The nucleolus is implicated in sensing and responding to cellular stress by stabilizing p53. The pro-apoptotic effect of p53 is associated with several neurodegenerative disorders, including Huntington's disease (HD), which is characterized by the progressive loss of medium spiny neurons (MSNs) in the striatum. Here we show that disruption of nucleolar integrity and function causes nucleolar stress and is an early event in MSNs of R6/2 mice, a transgenic model of HD. Targeted perturbation of nucleolar function in MSNs by conditional knockout of the RNA polymerase I-specific transcription initiation factor IA (TIF-IA) leads to late progressive striatal degeneration, HD-like motor abnormalities and molecular signatures. Significantly, p53 prolongs neuronal survival in TIF-IA-deficient MSNs by transient upregulation of phosphatase and tensin homolog deleted on chromosome 10 (PTEN), a tumor suppressor that inhibits mammalian target of rapamycin signaling and induces autophagy. The results emphasize the initial role of nucleolar stress in neurodegeneration and uncover a p53/PTEN-dependent neuroprotective response.

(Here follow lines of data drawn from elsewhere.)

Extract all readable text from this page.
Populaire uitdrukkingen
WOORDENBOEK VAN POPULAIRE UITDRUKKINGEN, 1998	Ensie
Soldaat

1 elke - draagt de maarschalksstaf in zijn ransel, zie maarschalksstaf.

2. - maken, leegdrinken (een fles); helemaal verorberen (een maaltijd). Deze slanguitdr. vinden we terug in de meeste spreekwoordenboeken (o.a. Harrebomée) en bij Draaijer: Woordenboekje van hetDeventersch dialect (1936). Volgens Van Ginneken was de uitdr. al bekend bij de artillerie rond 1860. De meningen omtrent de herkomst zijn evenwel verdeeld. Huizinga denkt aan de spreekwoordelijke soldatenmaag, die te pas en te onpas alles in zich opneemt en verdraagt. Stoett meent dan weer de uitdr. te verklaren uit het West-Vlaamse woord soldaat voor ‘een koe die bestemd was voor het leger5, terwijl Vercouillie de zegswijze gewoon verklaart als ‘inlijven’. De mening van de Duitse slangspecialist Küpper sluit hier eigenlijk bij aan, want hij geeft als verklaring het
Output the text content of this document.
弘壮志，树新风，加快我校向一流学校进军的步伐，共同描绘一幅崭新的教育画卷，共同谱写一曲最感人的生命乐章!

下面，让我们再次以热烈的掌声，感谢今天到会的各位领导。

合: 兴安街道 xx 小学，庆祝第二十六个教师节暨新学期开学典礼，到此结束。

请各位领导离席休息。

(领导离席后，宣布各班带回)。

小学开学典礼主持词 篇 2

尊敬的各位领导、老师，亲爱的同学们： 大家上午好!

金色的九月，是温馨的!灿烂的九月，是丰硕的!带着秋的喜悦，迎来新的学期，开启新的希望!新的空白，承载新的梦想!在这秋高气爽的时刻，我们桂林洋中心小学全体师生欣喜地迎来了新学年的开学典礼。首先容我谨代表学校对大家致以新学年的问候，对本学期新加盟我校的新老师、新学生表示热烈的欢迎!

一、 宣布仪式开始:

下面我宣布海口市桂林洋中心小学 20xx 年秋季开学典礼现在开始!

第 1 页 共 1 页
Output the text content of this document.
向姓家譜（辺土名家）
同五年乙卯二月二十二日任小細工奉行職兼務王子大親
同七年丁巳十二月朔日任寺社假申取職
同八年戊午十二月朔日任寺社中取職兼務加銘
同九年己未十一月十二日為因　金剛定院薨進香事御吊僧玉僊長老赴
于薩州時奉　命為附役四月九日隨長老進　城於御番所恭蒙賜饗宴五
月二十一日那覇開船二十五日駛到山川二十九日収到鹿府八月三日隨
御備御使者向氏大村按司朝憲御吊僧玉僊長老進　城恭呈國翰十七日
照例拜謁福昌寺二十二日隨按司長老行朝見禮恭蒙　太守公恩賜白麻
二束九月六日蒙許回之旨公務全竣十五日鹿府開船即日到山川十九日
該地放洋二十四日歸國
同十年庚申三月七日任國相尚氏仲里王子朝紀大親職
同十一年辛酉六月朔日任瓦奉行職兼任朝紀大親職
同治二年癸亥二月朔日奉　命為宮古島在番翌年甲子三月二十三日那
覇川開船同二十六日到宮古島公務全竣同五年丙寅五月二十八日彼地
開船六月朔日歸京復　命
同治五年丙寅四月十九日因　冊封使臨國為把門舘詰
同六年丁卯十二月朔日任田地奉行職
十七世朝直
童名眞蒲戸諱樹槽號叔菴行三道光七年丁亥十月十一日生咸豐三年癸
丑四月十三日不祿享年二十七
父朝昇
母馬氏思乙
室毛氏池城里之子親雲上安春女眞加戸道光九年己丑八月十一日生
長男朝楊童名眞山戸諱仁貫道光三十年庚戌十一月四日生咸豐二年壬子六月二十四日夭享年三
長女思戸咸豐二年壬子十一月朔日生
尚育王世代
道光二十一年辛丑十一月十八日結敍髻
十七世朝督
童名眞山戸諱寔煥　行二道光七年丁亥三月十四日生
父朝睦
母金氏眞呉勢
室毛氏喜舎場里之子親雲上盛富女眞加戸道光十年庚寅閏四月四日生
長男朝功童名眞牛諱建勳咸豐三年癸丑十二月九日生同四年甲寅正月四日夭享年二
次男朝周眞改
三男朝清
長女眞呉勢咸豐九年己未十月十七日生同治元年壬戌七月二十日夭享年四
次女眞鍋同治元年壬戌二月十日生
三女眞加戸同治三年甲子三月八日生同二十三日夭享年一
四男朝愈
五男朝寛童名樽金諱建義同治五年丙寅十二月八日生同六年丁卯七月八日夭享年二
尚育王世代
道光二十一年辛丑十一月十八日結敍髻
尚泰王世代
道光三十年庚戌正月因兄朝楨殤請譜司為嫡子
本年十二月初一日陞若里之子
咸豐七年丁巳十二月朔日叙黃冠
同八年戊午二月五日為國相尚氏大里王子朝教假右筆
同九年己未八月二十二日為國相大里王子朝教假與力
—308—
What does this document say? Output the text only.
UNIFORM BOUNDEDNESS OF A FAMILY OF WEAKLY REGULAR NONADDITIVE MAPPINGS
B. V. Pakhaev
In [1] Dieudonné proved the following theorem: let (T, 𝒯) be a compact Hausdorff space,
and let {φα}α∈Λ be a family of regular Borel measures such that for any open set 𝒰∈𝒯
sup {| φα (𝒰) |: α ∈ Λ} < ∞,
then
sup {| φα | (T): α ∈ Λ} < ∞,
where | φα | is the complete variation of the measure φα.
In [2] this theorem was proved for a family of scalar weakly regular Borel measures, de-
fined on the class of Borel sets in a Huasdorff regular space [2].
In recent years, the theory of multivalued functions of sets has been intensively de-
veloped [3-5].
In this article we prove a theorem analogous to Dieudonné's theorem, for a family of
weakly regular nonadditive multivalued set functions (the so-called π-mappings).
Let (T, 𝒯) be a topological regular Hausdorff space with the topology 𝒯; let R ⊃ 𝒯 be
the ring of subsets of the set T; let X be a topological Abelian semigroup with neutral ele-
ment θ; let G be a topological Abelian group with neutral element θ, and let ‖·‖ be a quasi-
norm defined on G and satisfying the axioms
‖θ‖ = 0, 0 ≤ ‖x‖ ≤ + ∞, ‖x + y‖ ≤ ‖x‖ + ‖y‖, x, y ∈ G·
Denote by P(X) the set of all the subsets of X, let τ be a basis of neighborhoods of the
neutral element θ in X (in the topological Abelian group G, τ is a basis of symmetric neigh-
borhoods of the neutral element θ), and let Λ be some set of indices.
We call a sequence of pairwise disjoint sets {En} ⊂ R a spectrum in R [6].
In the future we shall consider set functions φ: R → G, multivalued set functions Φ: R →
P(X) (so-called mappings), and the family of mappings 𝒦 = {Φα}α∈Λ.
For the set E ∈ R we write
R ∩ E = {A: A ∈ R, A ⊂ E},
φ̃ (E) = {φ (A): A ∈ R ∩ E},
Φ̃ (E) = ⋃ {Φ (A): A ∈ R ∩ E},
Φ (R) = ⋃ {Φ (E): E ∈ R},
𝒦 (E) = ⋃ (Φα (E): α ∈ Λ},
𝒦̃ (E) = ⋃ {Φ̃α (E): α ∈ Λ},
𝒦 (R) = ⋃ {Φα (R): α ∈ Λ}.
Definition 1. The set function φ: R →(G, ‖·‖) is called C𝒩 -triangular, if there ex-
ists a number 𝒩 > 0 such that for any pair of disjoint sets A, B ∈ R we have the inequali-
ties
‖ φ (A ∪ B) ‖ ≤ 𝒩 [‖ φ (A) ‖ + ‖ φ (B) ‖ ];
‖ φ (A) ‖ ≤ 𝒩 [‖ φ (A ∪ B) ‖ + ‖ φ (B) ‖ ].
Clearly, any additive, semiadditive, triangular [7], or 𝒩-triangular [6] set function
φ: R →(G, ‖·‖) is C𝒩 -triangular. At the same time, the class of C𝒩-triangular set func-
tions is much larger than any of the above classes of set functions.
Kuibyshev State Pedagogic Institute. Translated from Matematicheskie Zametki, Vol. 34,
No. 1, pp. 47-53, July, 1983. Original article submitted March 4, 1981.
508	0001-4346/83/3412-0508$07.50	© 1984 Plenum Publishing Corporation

核仁参与感知和响应细胞应激,通过稳定 p53 来实现。p53 的促凋亡作用与几种神经退行性疾病有关,包括亨廷顿病(HD),其特征是纹状体中中型棘突神经元(MSNs)的进行性丧失。在这里,我们表明核仁完整性和功能的破坏会导致核仁应激,并且是 R6/2 小鼠(HD 的转基因模型)MSNs 中的早期事件。通过条件敲除 RNA 聚合酶 I 特异性转录起始因子 IA(TIF-IA)靶向破坏 MSNs 中的核仁功能会导致纹状体进行性晚期退化、HD 样运动异常和分子特征。重要的是,p53 通过短暂地上调磷酸酶和张力蛋白同源物缺失的染色体 10(PTEN)来延长 TIF-IA 缺陷型 MSNs 中的神经元存活,PTEN 是一种肿瘤抑制因子,可抑制哺乳动物雷帕霉素靶蛋白信号并诱导自噬。这些结果强调了核仁应激在神经退行性变中的初始作用,并揭示了 p53/PTEN 依赖性神经保护反应。